К концу дня на обоих берегах появилась масса палаток, устроенных из чего попало, и дымилось множество костров, и после весело проведенного с музыкой и пением вечера большинство пассажиров осталось ночевать на берегу.
Наутро жизнь пассажиров началась так же, как и накануне. Одни разводили костры и варили кофе, другие кипятили воду для зеленого чая, третьи отправлялись на розыски саксаула, приготовлялись удить рыбу, переправлялись в лодках на пароход и обратно, перекликались с парохода на берег или с одного берега на другой, и все делалось спокойно, не спеша, так как знали, что, когда будет возможно двинуться дальше, большой пароходный колокол за час зазвонит и все успеют вернуться на пароход.
В том отделении парохода, в котором устроились мы, поместился рядом с нами один старик сарт.
Видно было, что он из богатых, так как в числе своих вещей он имел много мешков с деньгами.

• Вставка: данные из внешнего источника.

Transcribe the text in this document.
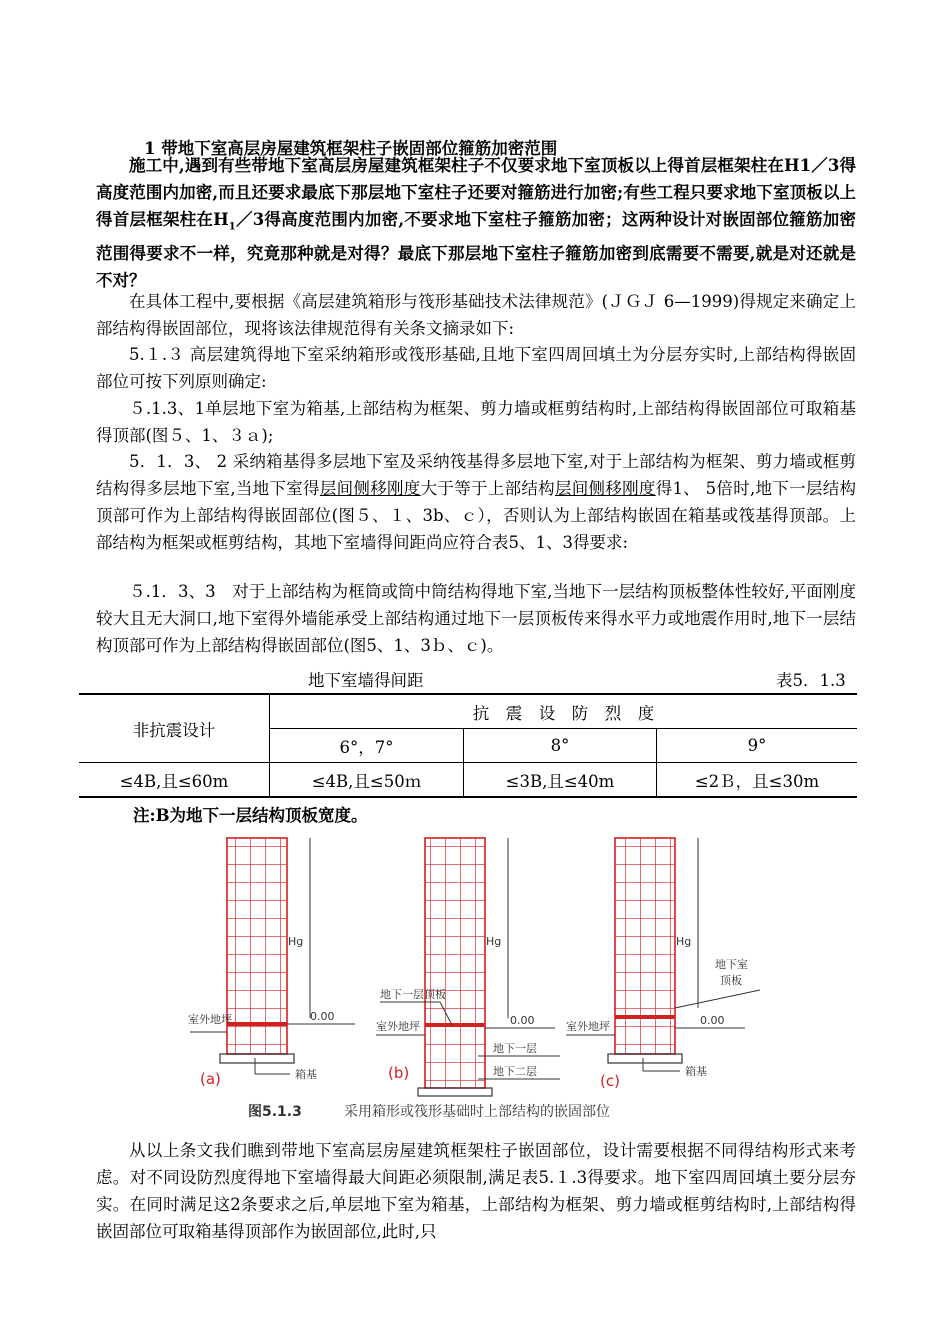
1 带地下室高层房屋建筑框架柱子嵌固部位箍筋加密范围
施工中,遇到有些带地下室高层房屋建筑框架柱子不仅要求地下室顶板以上得首层框架柱在H1／3得高度范围内加密,而且还要求最底下那层地下室柱子还要对箍筋进行加密;有些工程只要求地下室顶板以上得首层框架柱在$H_1/3$得高度范围内加密,不要求地下室柱子箍筋加密；这两种设计对嵌固部位箍筋加密范围得要求不一样，究竟那种就是对得？最底下那层地下室柱子箍筋加密到底需要不需要,就是对还就是不对？
在具体工程中,要根据《高层建筑箱形与筏形基础技术法律规范》(ＪＧＪ 6—1999)得规定来确定上部结构得嵌固部位，现将该法律规范得有关条文摘录如下:
5.１.３ 高层建筑得地下室采纳箱形或筏形基础,且地下室四周回填土为分层夯实时,上部结构得嵌固部位可按下列原则确定:
５.1.3、1单层地下室为箱基,上部结构为框架、剪力墙或框剪结构时,上部结构得嵌固部位可取箱基得顶部(图５、1、３ａ);
5．1．3、 2 采纳箱基得多层地下室及采纳筏基得多层地下室,对于上部结构为框架、剪力墙或框剪结构得多层地下室,当地下室得层间侧移刚度大于等于上部结构层间侧移刚度得1、 5倍时,地下一层结构顶部可作为上部结构得嵌固部位(图５、１、3b、ｃ），否则认为上部结构嵌固在箱基或筏基得顶部。上部结构为框架或框剪结构，其地下室墙得间距尚应符合表5、1、3得要求:
５.1．3、3　对于上部结构为框筒或筒中筒结构得地下室,当地下一层结构顶板整体性较好,平面刚度较大且无大洞口,地下室得外墙能承受上部结构通过地下一层顶板传来得水平力或地震作用时,地下一层结构顶部可作为上部结构得嵌固部位(图5、1、3ｂ、ｃ)。
地下室墙得间距	表5．1.3
非抗震设计	抗　震　设　防　烈　度		
	6°，7°	8°	9°
≤4B,且≤60m	≤4B,且≤50ｍ	≤3B,且≤40m	≤2Ｂ，且≤30m
注:B为地下一层结构顶板宽度。
从以上条文我们瞧到带地下室高层房屋建筑框架柱子嵌固部位，设计需要根据不同得结构形式来考虑。对不同设防烈度得地下室墙得最大间距必须限制,满足表5.１.3得要求。地下室四周回填土要分层夯实。在同时满足这2条要求之后,单层地下室为箱基，上部结构为框架、剪力墙或框剪结构时,上部结构得嵌固部位可取箱基得顶部作为嵌固部位,此时,只
Hg
室外地坪	0.00
箱基
(a)
Hg
地下一层顶板
室外地坪	0.00
地下一层
地下二层
(b)
Hg
地下室
顶板
室外地坪	0.00
箱基
(c)
图5.1.3	采用箱形或筏形基础时上部结构的嵌固部位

Не знаю, как теперь, но в то время в Бухаре и в соседних с нею государствах никакой крупной монеты не было.
Тогда в Бухаре единственно крупной монетой была так называемая «таньга» – неодинаково отрубленные кусочки серебра, которые равнялись приблизительно половине французского франка.
Сумму больше пятидесяти франков надо было уже носить непременно в специальных мешках, что было, особенно для путешественников, очень стеснительно.
Если имелись в этой монете тысячи и если приходилось их возить с собою, то буквально требовались десятки верблюдов или лошадей, чтобы перевозить деньги с места на место.
В очень редких случаях употреблялся следующий способ:
Имеющееся количество таньги давалось какому-нибудь бухарскому еврею, а тот давал записку к своему знакомому, тоже еврею, живущему в том месте, куда надо было ехать, и последний, с вычетом суммы за хлопоты, возвращал то же количество таньги.
Итак, у города Кирки, последнего пункта плавания нашего парохода, мы сошли с него и, пересев на нанятый «кобзырь»[9]
, отправились дальше.И вот, когда мы отъехали довольно далеко от Кирки, во время одной остановки уже за Термезом, когда профессор Скрыдлов вместе с рабочими сартами сошел с кобзыря и пошел в недалеко находящийся кишлак за провизией, к нашему кобзырю подошел другой кобзырь с пятью сартами, и они, не говоря ничего, начали выгружать со своего и нагружать на наш двадцать пять больших мешков, наполненных таньгой.
Я не сразу понял, в чем дело; только после того, как перегрузка была окончена, я со слов самого старшего из них понял, что он был пассажир того же парохода, на котором и мы ехали, и когда все слезли и на нашем месте остались эти мешки с таньгой, он, уверенный, что они забыты нами, узнав, куда мы отправились, решил скорее догнать нас и отдать нам, очевидно, по рассеянности забытую таньгу, и тут же добавил, сказав:
– Я решил непременно догнать вас, так как и со мною раз в жизни это самое случилось, и потому я очень хорошо понимаю, как плохо очутиться в чужом месте без этой заготовленной таньги, а мне, – продолжал он, – ничего, что на одну неделю опоздаю в свой кишлак: буду считать, что наш пароход лишний раз сел на мель!
Я не знал, как ответить и что сказать этому чудаку; все это было слишком неожиданно для меня, я мог только притвориться плохо понимающим по-сартски и ждать возвращения профессора, а пока стал угощать его и сопровождавших его рабочих водкой.
Увидя возвращающегося Скрыдлова, я немедленно поплыл к нему навстречу, якобы помочь ему перегрузить провизию, и рассказал, в чем дело.
Мы решили не отказываться от этих денег, но непременно узнать адрес этого еще не испорченного человека, желая послать ему в благодарность за его труды «пешкеш», а деньги потом передать ближайшему посту русской пограничной стражи с указанием названия парохода и времени его последнего рейса, а также по возможности подробно объяснить им всякие факты, могущие послужить к выяснению личности ехавшего с нами сарта, забывшего на пароходе эти мешки с таньгой.
Так мы и поступили.
Вскоре после этого случая, кстати сказать, на мой взгляд, никогда в среде современных европейцев не могущего произойти, доплыв до знаменитого города, связанного с именем Александра Македонского, ныне превращенного в обыкновенный афганский форт, мы окончательно сошли на землю и, войдя в заранее обдуманные роли, дальше уже продолжали наш путь пешком.
Проходя из одной местности в другую, сталкиваясь с людьми разных группировок, мы наконец дошли до центрального поселения «афридиев», считающегося сердцем Кафиристана.
Дорогой мы всюду выполняли все, что требовалось от дервиша и Сеида, т. е. я пел по-персидски религиозные стихи, а профессор, как говорится, «с-грехом-пополам» отбивал на «бубне» соответствующий ритм и собирал в нем подаяния.